Any semblance of potential character depth withers away very early on in the piece (Pétronille could have been somebody interesting) and the one-dimensionality of this aspect of Nothomb’s writing is matched only by the utterly pretentious stream of thinking on which it’s all fixed (‘And what an original way to celebrate your thirty-ninth birthday! Is it an allusion to Hitchcock’s 39 Steps?’). The only plot, in loose definition, might be seen in the shallow arc taken by Pétronille from feisty fan-girl turned writer herself to a falling apart into risk-taker (she takes experimental medicines to supplement her income and indulges in Russian Roulette). Nothomb info-dumps with flagrant disregard for the reader’s sensibilities (‘I’m looking out at Paris through the window: did you know that the Eiffel Tower is hollow?’ . . . ‘You’re confusing it with Kourou in French Guiana.’).

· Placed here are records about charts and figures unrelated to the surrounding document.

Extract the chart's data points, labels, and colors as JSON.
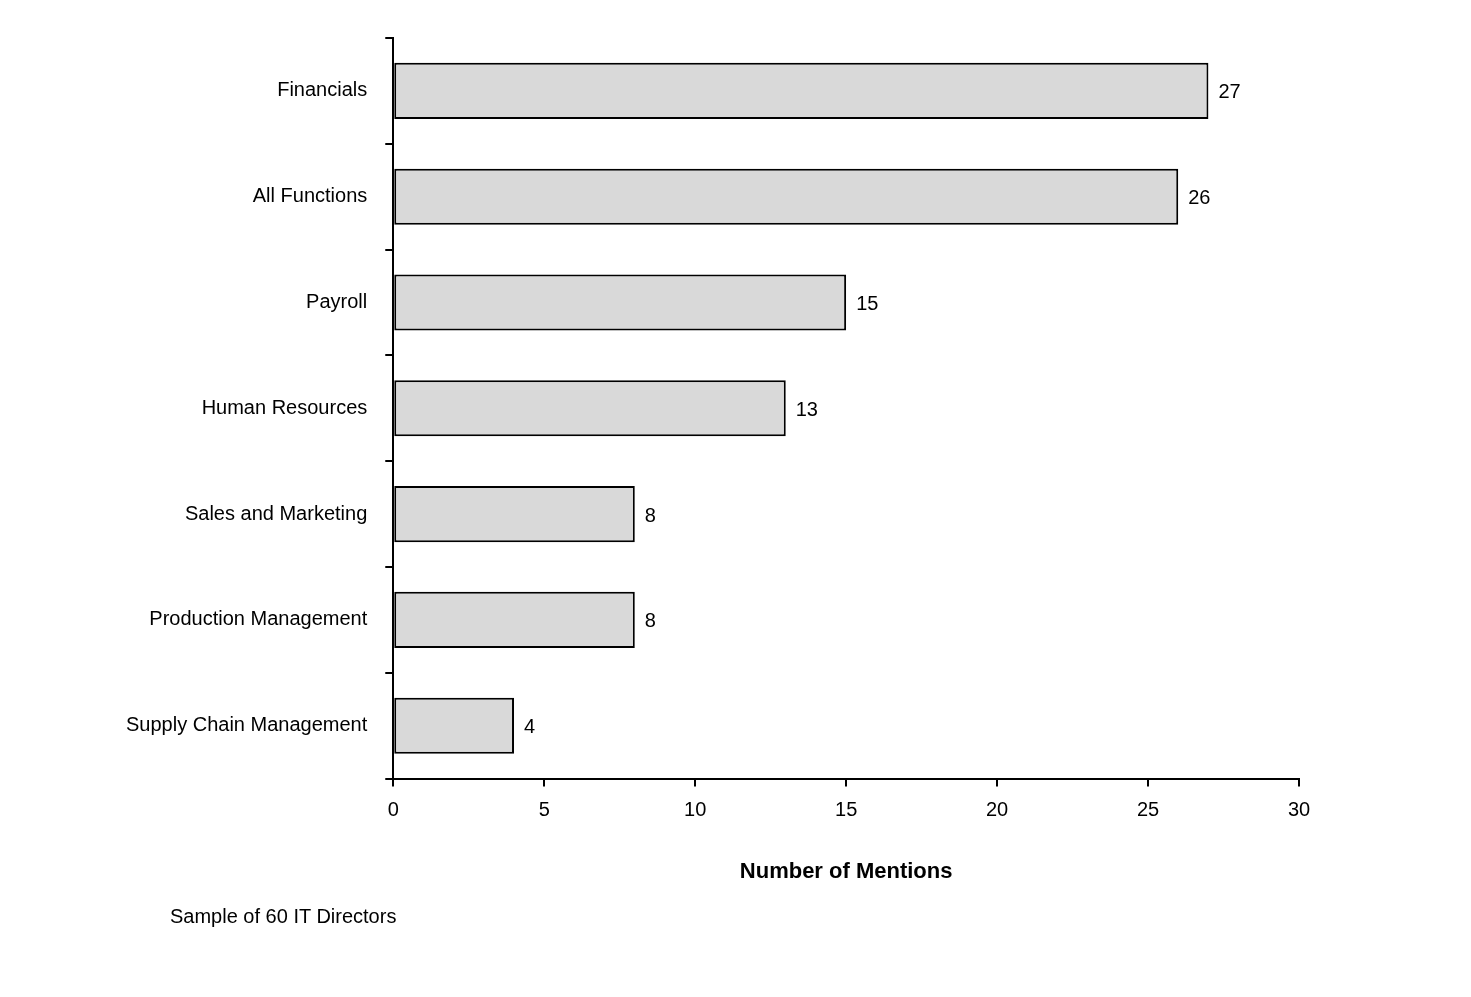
{
  "chart_data": {
    "type": "bar",
    "orientation": "horizontal",
    "categories": [
      "Financials",
      "All Functions",
      "Payroll",
      "Human Resources",
      "Sales and Marketing",
      "Production Management",
      "Supply Chain Management"
    ],
    "values": [
      27,
      26,
      15,
      13,
      8,
      8,
      4
    ],
    "color": "#d9d9d9",
    "xlim": [
      0,
      30
    ],
    "xticks": [
      0,
      5,
      10,
      15,
      20,
      25,
      30
    ],
    "xlabel": "Number of Mentions",
    "data_labels": true,
    "annotations": [
      "Sample of 60 IT Directors"
    ]
  }
}
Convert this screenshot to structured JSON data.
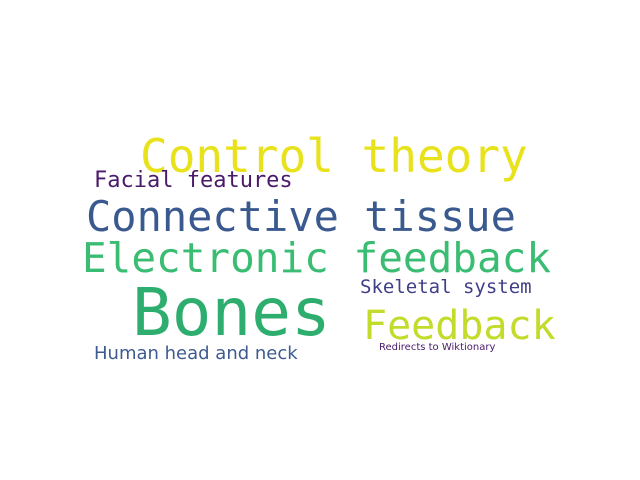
{
  "words": [
    {
      "text": "Control theory",
      "color": "#e8e21c"
    },
    {
      "text": "Facial features",
      "color": "#4a1a6a"
    },
    {
      "text": "Connective tissue",
      "color": "#3a5a8f"
    },
    {
      "text": "Electronic feedback",
      "color": "#3abd73"
    },
    {
      "text": "Bones",
      "color": "#2eae6e"
    },
    {
      "text": "Skeletal system",
      "color": "#3f3f87"
    },
    {
      "text": "Feedback",
      "color": "#c3db2a"
    },
    {
      "text": "Human head and neck",
      "color": "#3d5b91"
    },
    {
      "text": "Redirects to Wiktionary",
      "color": "#4a1a6a"
    }
  ]
}
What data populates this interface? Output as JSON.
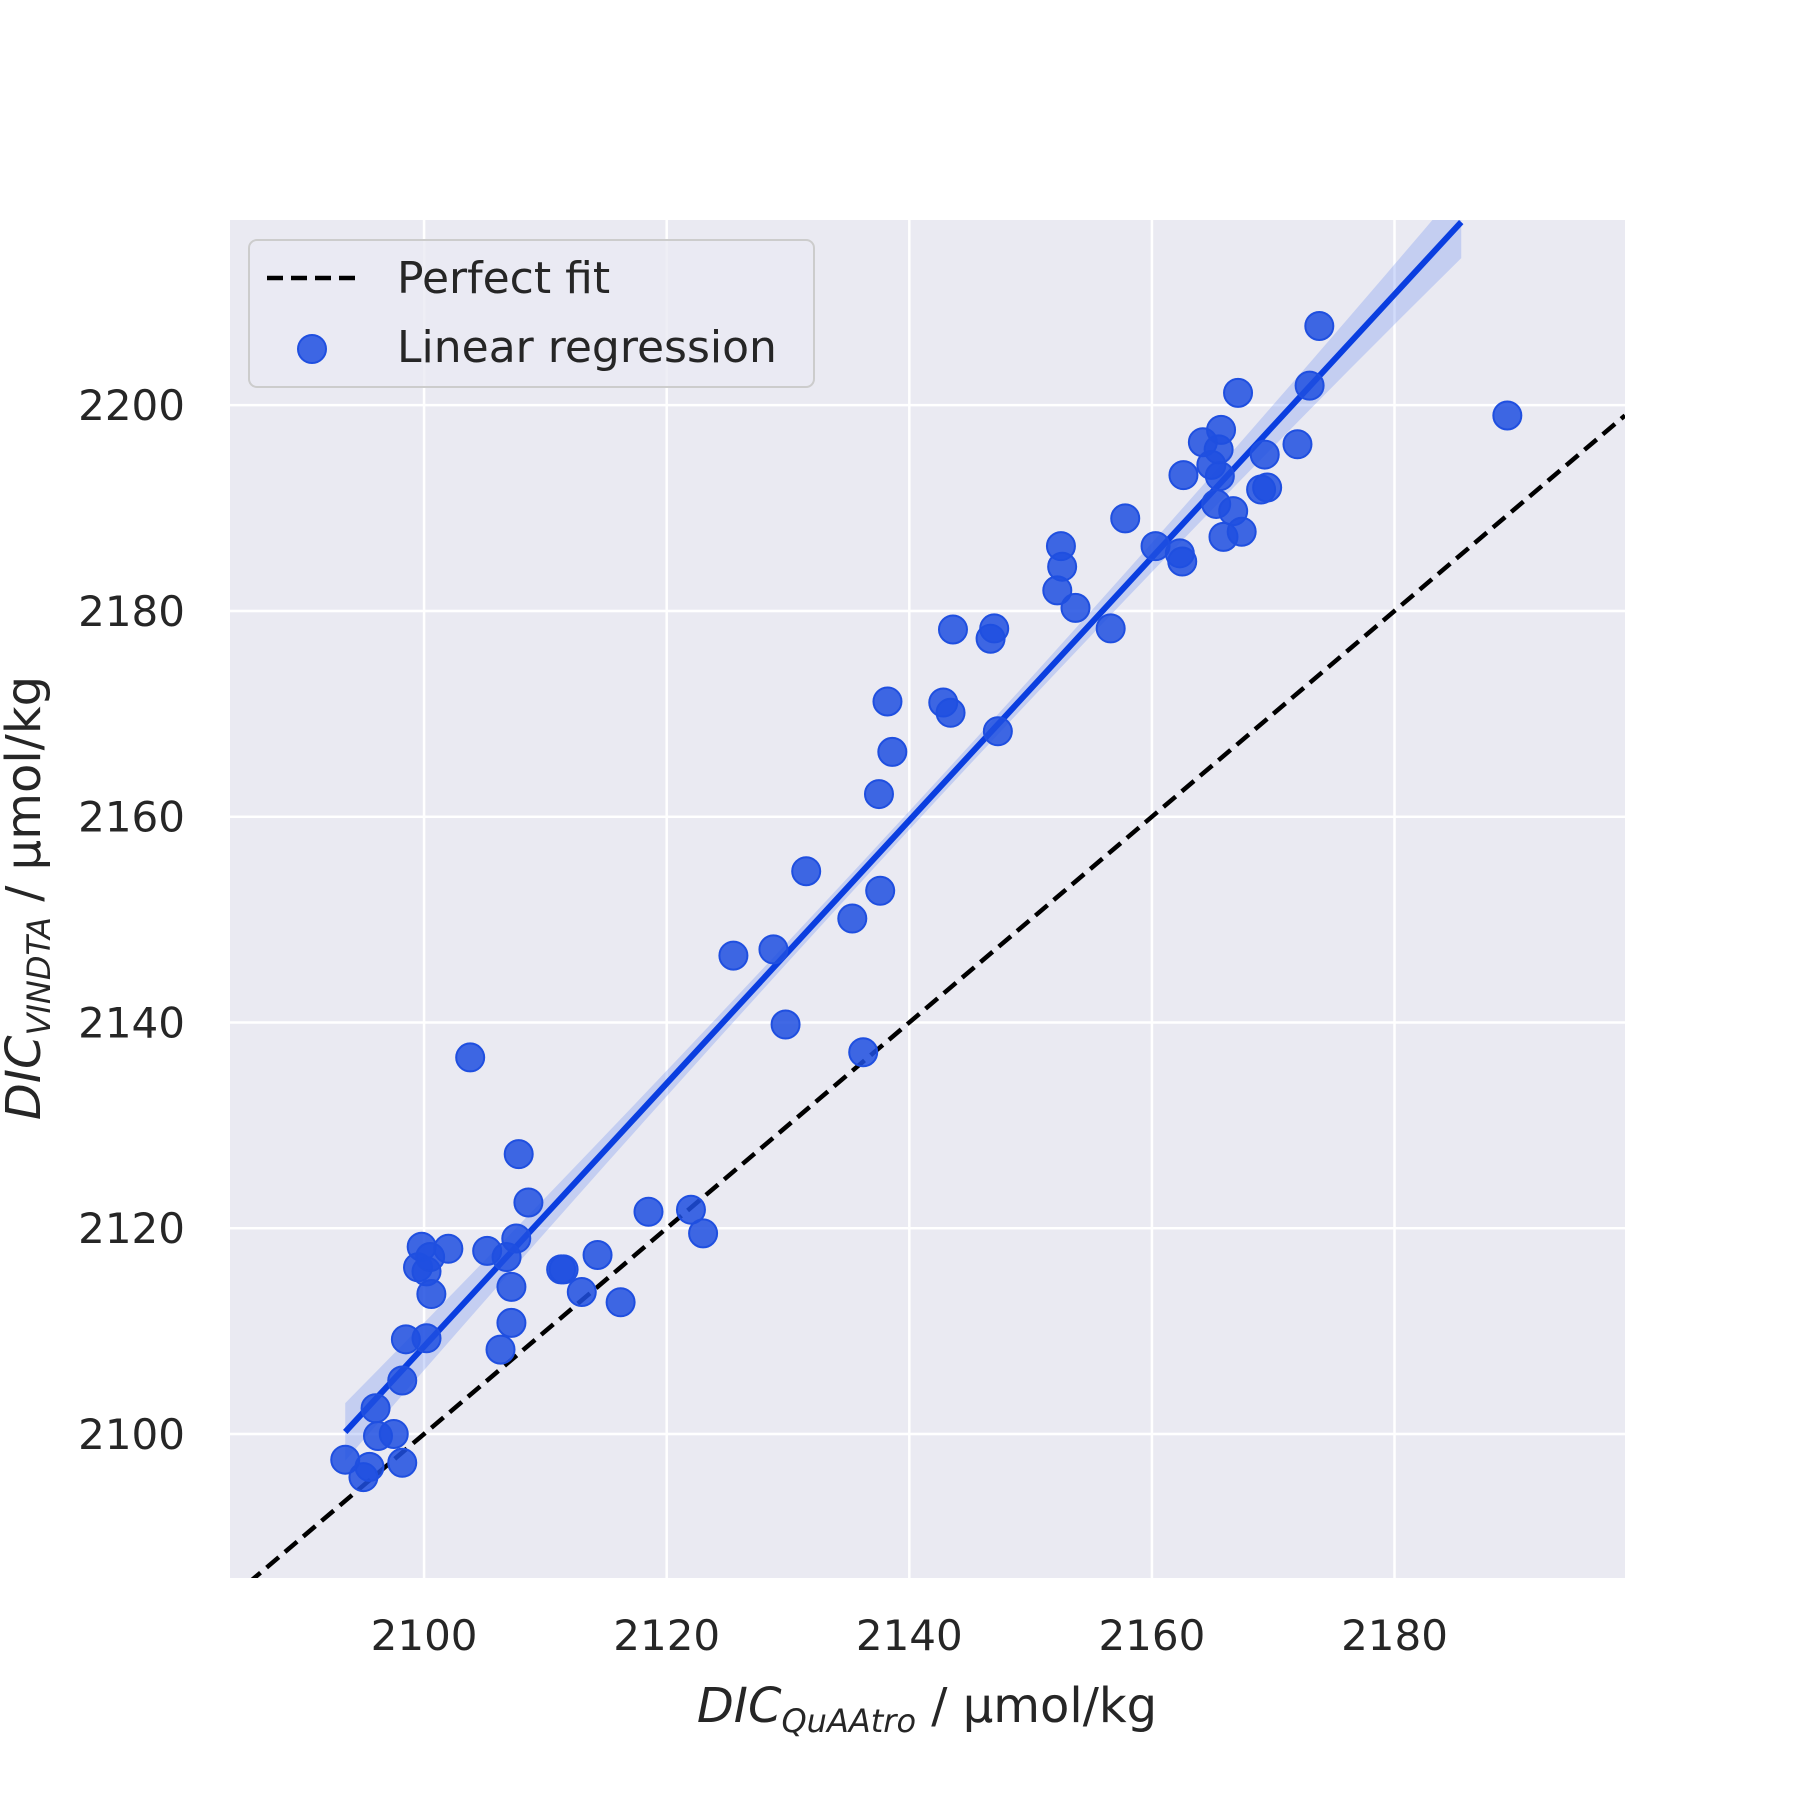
{
  "chart_data": {
    "type": "scatter",
    "xlim": [
      2084,
      2199
    ],
    "ylim": [
      2086,
      2218
    ],
    "xticks": [
      2100,
      2120,
      2140,
      2160,
      2180
    ],
    "yticks": [
      2100,
      2120,
      2140,
      2160,
      2180,
      2200
    ],
    "grid": true,
    "legend_placement": "top-left",
    "xlabel": {
      "main": "DIC",
      "sub": "QuAAtro",
      "unit": " / µmol/kg"
    },
    "ylabel": {
      "main": "DIC",
      "sub": "VINDTA",
      "unit": " / µmol/kg"
    },
    "colors": {
      "points": "#1f4fe0",
      "fit_line": "#0a3ee0",
      "band": "#7f9cf0",
      "identity": "#000000",
      "panel": "#eaeaf2",
      "grid": "#ffffff"
    },
    "series": [
      {
        "name": "Perfect fit",
        "kind": "line",
        "dash": true,
        "x": [
          2084,
          2199
        ],
        "y": [
          2084,
          2199
        ]
      },
      {
        "name": "Linear regression",
        "kind": "scatter",
        "points": [
          [
            2093.5,
            2097.5
          ],
          [
            2095,
            2095.8
          ],
          [
            2095.5,
            2096.8
          ],
          [
            2096,
            2102.5
          ],
          [
            2096.2,
            2099.8
          ],
          [
            2097.5,
            2100
          ],
          [
            2098.2,
            2097.2
          ],
          [
            2098.2,
            2105.2
          ],
          [
            2098.5,
            2109.2
          ],
          [
            2099.5,
            2116.2
          ],
          [
            2099.8,
            2118.2
          ],
          [
            2100.2,
            2109.3
          ],
          [
            2100.2,
            2115.8
          ],
          [
            2100.5,
            2117.2
          ],
          [
            2100.6,
            2113.6
          ],
          [
            2102,
            2118
          ],
          [
            2103.8,
            2136.6
          ],
          [
            2105.2,
            2117.8
          ],
          [
            2106.3,
            2108.2
          ],
          [
            2106.8,
            2117.2
          ],
          [
            2107.2,
            2110.8
          ],
          [
            2107.2,
            2114.3
          ],
          [
            2107.6,
            2119
          ],
          [
            2107.8,
            2127.2
          ],
          [
            2108.6,
            2122.5
          ],
          [
            2111.3,
            2116
          ],
          [
            2111.5,
            2116
          ],
          [
            2113,
            2113.8
          ],
          [
            2114.3,
            2117.4
          ],
          [
            2116.2,
            2112.8
          ],
          [
            2118.5,
            2121.6
          ],
          [
            2122,
            2121.8
          ],
          [
            2123,
            2119.5
          ],
          [
            2125.5,
            2146.5
          ],
          [
            2128.8,
            2147.1
          ],
          [
            2129.8,
            2139.8
          ],
          [
            2131.5,
            2154.7
          ],
          [
            2135.3,
            2150.1
          ],
          [
            2136.2,
            2137.1
          ],
          [
            2137.5,
            2162.2
          ],
          [
            2137.6,
            2152.8
          ],
          [
            2138.2,
            2171.2
          ],
          [
            2138.6,
            2166.3
          ],
          [
            2142.8,
            2171.1
          ],
          [
            2143.4,
            2170.1
          ],
          [
            2143.6,
            2178.2
          ],
          [
            2146.7,
            2177.3
          ],
          [
            2147,
            2178.3
          ],
          [
            2147.3,
            2168.3
          ],
          [
            2152.2,
            2182
          ],
          [
            2152.5,
            2186.3
          ],
          [
            2152.6,
            2184.3
          ],
          [
            2153.7,
            2180.3
          ],
          [
            2156.6,
            2178.3
          ],
          [
            2157.8,
            2189
          ],
          [
            2160.3,
            2186.3
          ],
          [
            2162.3,
            2185.6
          ],
          [
            2162.5,
            2184.8
          ],
          [
            2162.6,
            2193.2
          ],
          [
            2164.2,
            2196.4
          ],
          [
            2164.9,
            2194.2
          ],
          [
            2165.3,
            2190.4
          ],
          [
            2165.5,
            2195.7
          ],
          [
            2165.6,
            2193.1
          ],
          [
            2165.7,
            2197.6
          ],
          [
            2165.9,
            2187.2
          ],
          [
            2166.7,
            2189.7
          ],
          [
            2167.1,
            2201.2
          ],
          [
            2167.4,
            2187.7
          ],
          [
            2169,
            2191.8
          ],
          [
            2169.3,
            2195.2
          ],
          [
            2169.5,
            2192
          ],
          [
            2172,
            2196.2
          ],
          [
            2173,
            2201.9
          ],
          [
            2173.8,
            2207.7
          ],
          [
            2189.3,
            2199
          ]
        ]
      },
      {
        "name": "",
        "kind": "fit",
        "x": [
          2093.5,
          2185.5
        ],
        "y": [
          2100.2,
          2217.8
        ],
        "band": [
          2.8,
          0.9,
          3.5
        ]
      }
    ]
  }
}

Before the mercifully short arrival of the denouement, a note must be made on the translation. It cannot be said often enough that there is no way of knowing whether poor word choice or syntax is the fault of the original author or the translator, but suffice is to say that examples such as the following renditions of grammar are entirely ill-conceived:

‘I would have liked to be similarly good company for someone.’

‘I would have liked to bury my face in the frozen treasure.’

Finally, then, to the denouement. Nothomb attempts a fantastic twist in the last few paragraphs. It only serves to add insult to injury, being entirely unsatisfactory, utterly flawed insofar as an integrity of internal logic is concerned, and executed with the by-now usual clumsiness expected of the author. On brief reflection, in attempting to bestow upon her work some degree of depth with her clever twist, Nothomb only succeeds in suggesting that, with such haste, she’s bored of her subject matter now, already thinking of what else she might churn out in the great litany that is her growing body of work (‘over twenty-three best-selling novels’ the sleeve notes inform, ‘a novel a year, every year’ since her debut).

Pétronille, the book, and Nothomb, as character and as author, on this evidence at least, are corked offerings best shelved or sluiced.